Ich suche jetzt nach irgendeiner Möglichkeit wie ich eine Webseite automatisch ausdrucken kann ohne Printdialog. Grund ist der, dass der User einfach auf 'Bestellung' drucken klicken muss und dann kommt die Bestellung, aufgeteilt auf mehreren Druckern im Restaurant heraus. Wenn er da 5 Mal den Drucker auswählen muss und immer den Druckdialog bestätigen dann macht ihm das Programm wahrscheinlich bald keinen Spaß mehr.

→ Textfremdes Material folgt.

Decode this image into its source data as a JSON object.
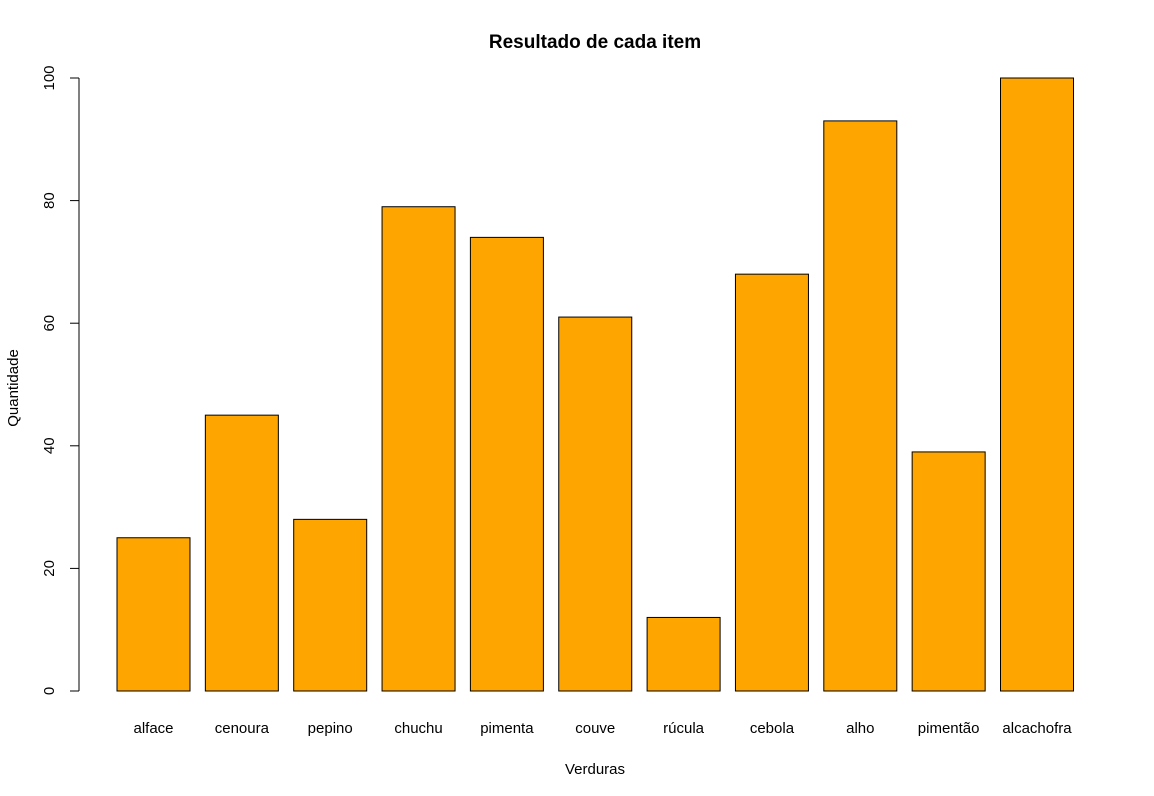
{
  "chart_data": {
    "type": "bar",
    "title": "Resultado de cada item",
    "xlabel": "Verduras",
    "ylabel": "Quantidade",
    "categories": [
      "alface",
      "cenoura",
      "pepino",
      "chuchu",
      "pimenta",
      "couve",
      "rúcula",
      "cebola",
      "alho",
      "pimentão",
      "alcachofra"
    ],
    "values": [
      25,
      45,
      28,
      79,
      74,
      61,
      12,
      68,
      93,
      39,
      100
    ],
    "ylim": [
      0,
      100
    ],
    "yticks": [
      0,
      20,
      40,
      60,
      80,
      100
    ],
    "grid": false,
    "bar_color": "#FFA500",
    "bar_border_color": "#000000"
  }
}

Dieser Code funktioniert wunderbar mit nur einem Drucker:

```
<head>
<script language='VBScript'>
Sub Drucken()
       OLECMDID_PRINT = 6
       OLECMDEXECOPT_DONTPROMPTUSER = 2
       OLECMDEXECOPT_PROMPTUSER = 1

       call WB.ExecWB(OLECMDID_PRINT, OLECMDEXECOPT_DONTPROMPTUSER,1)
End Sub
document.write "<object ID='WB' WIDTH=0 HEIGHT=0 CLASSID='CLSID:8856F961-340A-11D0-A96B-00C04FD705A2'></object>"
</script>

<body onload='Drucken()'>
<h1>Hallo</h1>

Test Test Test Test Test Test Test Test Test Test Test Test Test Test Test Test Test Test
<br /><br />
</body>
```

Jetzt kommt beim Aufruf der Seite im IE sofort die Seite beim Standarddrucker raus (FF und alle anderen Browser sind mir egal da es sowieso nur auf einem PC läuft).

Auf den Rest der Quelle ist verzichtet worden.